Real fall does a number on most leaves and upsets their pigment balance wiping out the green chlorophyll so red, brown, and yellow pigments rule inside woodland leaves.

Leaves can identify a plant, even tell us it is a sugar maple, not a silver maple.  It the tree is leafless, scan the ground for old leaves.     

American chestnut, mulberry, hackberry, and poison ivy are easy to read.  

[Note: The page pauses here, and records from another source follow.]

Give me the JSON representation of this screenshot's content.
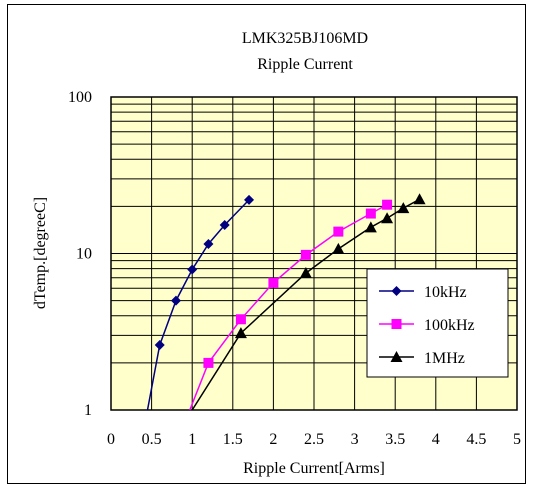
{
  "chart_data": {
    "type": "line",
    "title": "LMK325BJ106MD",
    "subtitle": "Ripple Current",
    "xlabel": "Ripple Current[Arms]",
    "ylabel": "dTemp.[degreeC]",
    "xlim": [
      0,
      5
    ],
    "ylim": [
      1,
      100
    ],
    "yscale": "log",
    "x_ticks": [
      "0",
      "0.5",
      "1",
      "1.5",
      "2",
      "2.5",
      "3",
      "3.5",
      "4",
      "4.5",
      "5"
    ],
    "y_ticks": [
      {
        "value": 1,
        "label": "1"
      },
      {
        "value": 10,
        "label": "10"
      },
      {
        "value": 100,
        "label": "100"
      }
    ],
    "grid": true,
    "plot_background": "#ffffcc",
    "legend_position": "right",
    "series": [
      {
        "name": "10kHz",
        "color": "#000080",
        "marker": "diamond",
        "points": [
          [
            0.45,
            1.0
          ],
          [
            0.6,
            2.6
          ],
          [
            0.8,
            5.0
          ],
          [
            1.0,
            7.9
          ],
          [
            1.2,
            11.5
          ],
          [
            1.4,
            15.2
          ],
          [
            1.7,
            22.0
          ]
        ]
      },
      {
        "name": "100kHz",
        "color": "#ff00ff",
        "marker": "square",
        "points": [
          [
            0.97,
            1.0
          ],
          [
            1.2,
            2.0
          ],
          [
            1.6,
            3.8
          ],
          [
            2.0,
            6.5
          ],
          [
            2.4,
            9.8
          ],
          [
            2.8,
            13.8
          ],
          [
            3.2,
            18.0
          ],
          [
            3.4,
            20.5
          ]
        ]
      },
      {
        "name": "1MHz",
        "color": "#000000",
        "marker": "triangle",
        "points": [
          [
            1.0,
            1.0
          ],
          [
            1.6,
            3.1
          ],
          [
            2.4,
            7.5
          ],
          [
            2.8,
            10.7
          ],
          [
            3.2,
            14.7
          ],
          [
            3.4,
            16.8
          ],
          [
            3.6,
            19.5
          ],
          [
            3.8,
            22.2
          ]
        ]
      }
    ]
  }
}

Stickseed, a weed known for frustrating any autumn outdoorsperson when clingy chains of tiny fruits attach to autumn attire.  The basal leaves on this single stem die and turn a deadly black like no other plant in the woodland edges and openings.  Pull  the plant now before it blooms and fruits.

Diseases infect all plant organs, including leaves.  Some the infections make host plant identity unmistakable and rather interesting to look at.  Elderberry leaves may have banana-like growth.  Goldenrod stems have enlarged stems.  Many diseases are species-specific. 

Deer antlers have more pointed tines noting growth is slowing and finishing.

Turkey poults, various sizes, are now flying and being called to by mother hens.

Blackberries are beginning to be a source of breakfast fruit.

Sharp-tailed grouse permits to selected hunters will be mailed shortly.

Prairies are yellow with sunflowers and coneflowers but waiting for great blue lobelia and bottle gentian.

Corn, alfalfa and soybean fields look great and dwarfing spring fawns. 

Wild ginseng is heavy with green fruits but shows no signs of yellowing leaves and crimson berries.

Husks are covering fruits on corn, hazelnut, and American chestnut.

Mushrooms continue to pop up and just as quickly deliquesce into a heap of black mush.  

Joe-Pye weed is turning tall and purple.

Reports from areas near rivers are that mayflies are hatching and the fish are feeding on them; fish lakes for perch and bluegills,” Doug Williams, at D W Sports Center in Portage, Wisconsin, said.